Just for the hell of it, let’s look for the silver lining first. If the terrifying John Bolton ends up getting hauled out of his padded crypt at the American Enterprise Institute to serve as Donald Trump’s Secretary of State, he’ll be the first dude with a ‘stache to oversee the joint since Dean Acheson was helping Harry S. Truman organize the Cold War. And what a mustache Bolton’s is, too, capable of decking impertinent barbers with a single judo chop.
But that’s about it for good news, because Bolton in charge of U.S. foreign policy would stand an excellent chance of being America’s last Secretary of State. We’ve never had a top “diplomat” who’s so openly contemptuous of diplomacy’s give-and-take. Asked once about taking a carrot-and-stick approach to negotiations, he famously answered, “I don’t do carrots.” Nor have we had a Secretary of State so sure that the U.S. playing ruthless superpower is the solution to the world’s ills. Want to guess how popular that ideology made him as George W. Bush’s 2005-2006 ambassador to the United Nations, an organization he all too predictably despises?

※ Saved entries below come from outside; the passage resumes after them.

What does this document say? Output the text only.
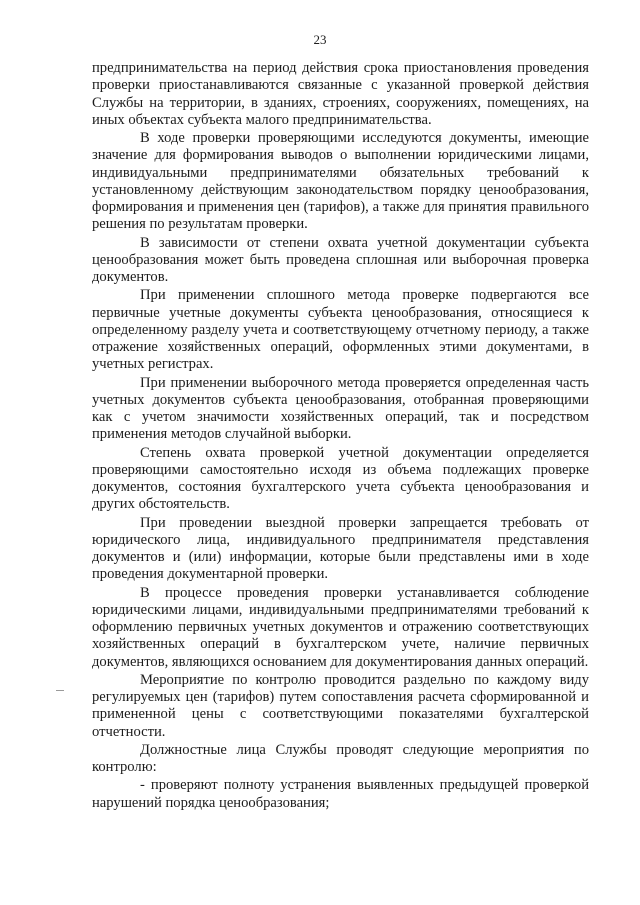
23

предпринимательства на период действия срока приостановления проведения проверки приостанавливаются связанные с указанной проверкой действия Службы на территории, в зданиях, строениях, сооружениях, помещениях, на иных объектах субъекта малого предпринимательства.

В ходе проверки проверяющими исследуются документы, имеющие значение для формирования выводов о выполнении юридическими лицами, индивидуальными предпринимателями обязательных требований к установленному действующим законодательством порядку ценообразования, формирования и применения цен (тарифов), а также для принятия правильного решения по результатам проверки.

В зависимости от степени охвата учетной документации субъекта ценообразования может быть проведена сплошная или выборочная проверка документов.

При применении сплошного метода проверке подвергаются все первичные учетные документы субъекта ценообразования, относящиеся к определенному разделу учета и соответствующему отчетному периоду, а также отражение хозяйственных операций, оформленных этими документами, в учетных регистрах.

При применении выборочного метода проверяется определенная часть учетных документов субъекта ценообразования, отобранная проверяющими как с учетом значимости хозяйственных операций, так и посредством применения методов случайной выборки.

Степень охвата проверкой учетной документации определяется проверяющими самостоятельно исходя из объема подлежащих проверке документов, состояния бухгалтерского учета субъекта ценообразования и других обстоятельств.

При проведении выездной проверки запрещается требовать от юридического лица, индивидуального предпринимателя представления документов и (или) информации, которые были представлены ими в ходе проведения документарной проверки.

В процессе проведения проверки устанавливается соблюдение юридическими лицами, индивидуальными предпринимателями требований к оформлению первичных учетных документов и отражению соответствующих хозяйственных операций в бухгалтерском учете, наличие первичных документов, являющихся основанием для документирования данных операций.

Мероприятие по контролю проводится раздельно по каждому виду регулируемых цен (тарифов) путем сопоставления расчета сформированной и примененной цены с соответствующими показателями бухгалтерской отчетности.

Должностные лица Службы проводят следующие мероприятия по контролю:

- проверяют полноту устранения выявленных предыдущей проверкой нарушений порядка ценообразования;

Bolton may make Yosemite Sam look like Mahatma Gandhi, but he isn’t the dottiest potential pick on Trump’s short list. That oddball honor goes to Rudolph Giuliani—the apparent front-runner for the gig, even if only God and the Donald know why. (Newt Gingrich, the third big name in the troika, seems to be fading out of contention, although with Trump you never know.) No matter how badly Bolton would be frothing to trade in the Secretary’s limo for a bulldozer, he does have a background in foreign affairs. Rudy? Not so much. He’s as parochial as any other New York mayor and his only federal experience was in the Justice Department—an outfit whose skillset is pretty much the opposite of State’s, at least most of the time.
It’s anybody’s guess why Giuliani even wants the post except that it’s the most illustrious reward he can extract for supporting Trump during the campaign. Except for POTUS himself, Secretaries of State are the foremost projectors of our government’s image abroad; “cacklingly sinister”—aka Guiliani’s late-life Halloween costume—is not a good look in that role. Since he was originally tipped to be the administration’s Attorney General (which makes slightly more sense), one can only imagine that Trump just asked him whether he’d prefer to scare the living crap out of Muslims worldwide or domestically.
In any case, Trump is clearly looking for a Secretary of State whose bazooka temperament mirrors his own and not someone who’s necessarily on board with the gibberish of his own foreign-policy campaign pronouncements. For instance, besides having urged a war with Iraq in 1998, three years before 9/11 provided a mighty fishy excuse for one, Bolton is an anti-Russia hard-liner who’s long wanted the U.S. to treat Vladimir Putin as the adversary he is. This could considerably gum up his hypothetical boss’s bromance with Moscow’s answer to Voldemort.
What Bolton has most in common with Giuliani though—and Gingrich, too—is that all three are mind-numbingly ill-equipped to play the traditional SoS role of being the cooler head that sometimes prevails. Trump wants a Secretary who inflames his improvised worldview, not a cautious voice of continuity and reason. Any of them could also easily provoke a State Department mutiny—something Trump might not mind a bit, since any career people who quit in despair will only open up more slots for bazookas.
As a rule, the State Department doesn’t do mutiny. Ever since the days when my Foreign Service dad (a dyed-in-the-wool JFK Democrat) was respectfully calling Richard Nixon “Mr. President” at White House briefings, the pros have taken pride in carrying on no matter who’s president, let alone who’s occupying the big office on 2201 C Street’s seventh floor. But as we all learned last week, there’s a first time for everything.